During the Great Recession and the slow recovery that followed, US consumers switched to lower quality alternatives of various products.

To track US consumption choices, Kouvavas used NielsenIQ Retail Scanner Data housed at Chicago Booth’s Kilts Center for Marketing. The data cover 35,000 outlets, including drug and grocery stores that belong to more than 90 retail chains spanning 55 metropolitan statistical areas. Kouvavas examined both the prices and quantities of purchases for more than 2.6 million UPC codes from 2006 to 2017, which he says allowed him to measure the ratio of high- to low-quality goods consumers purchased before, during, and coming out of the recession.

He finds that across all 10 product categories—from dry groceries to health and beauty to alcoholic beverages—the ratio of high- to low-quality goods purchased dropped from 2009 to 2011, and then rose during the recovery. By 2015–17, the ratio was at its peak for all categories but one. “It follows the economic cycle,” Kouvavas says. “You see that in all categories. People respond.”

It isn’t just the quantity of goods that consumers buy but the quality that matters, an important factor that the CPI doesn’t fully capture, he argues. And because of this, measured inflation will tend to decrease less than expected during downturns and increase less than expected during upturns.
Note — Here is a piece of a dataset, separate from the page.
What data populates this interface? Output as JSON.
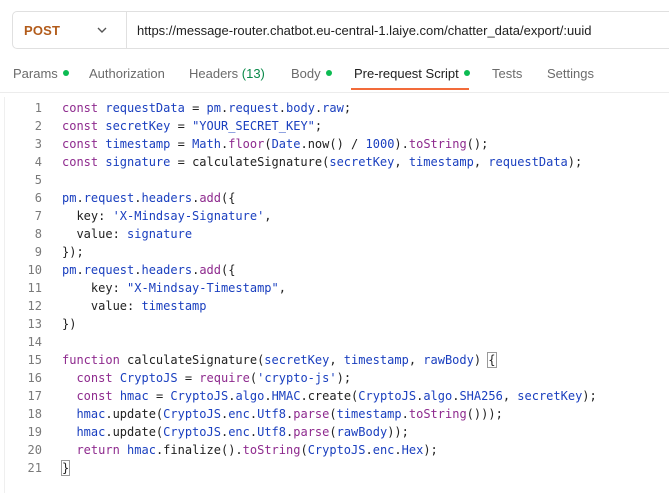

Why was the trading-down bias so significant during the Great Recession, more so than during previous downturns? The answer, Kouvavas says, lies on grocery-store shelves and in Amazon searches. There are more products available to us now than ever before, and more products across a variety of qualities make for a bigger bias. “This isn’t 100 percent accounted for in the CPI,” says Kouvavas. “If we miss this kind of action, you miss part of the reason inflation appears steadier.”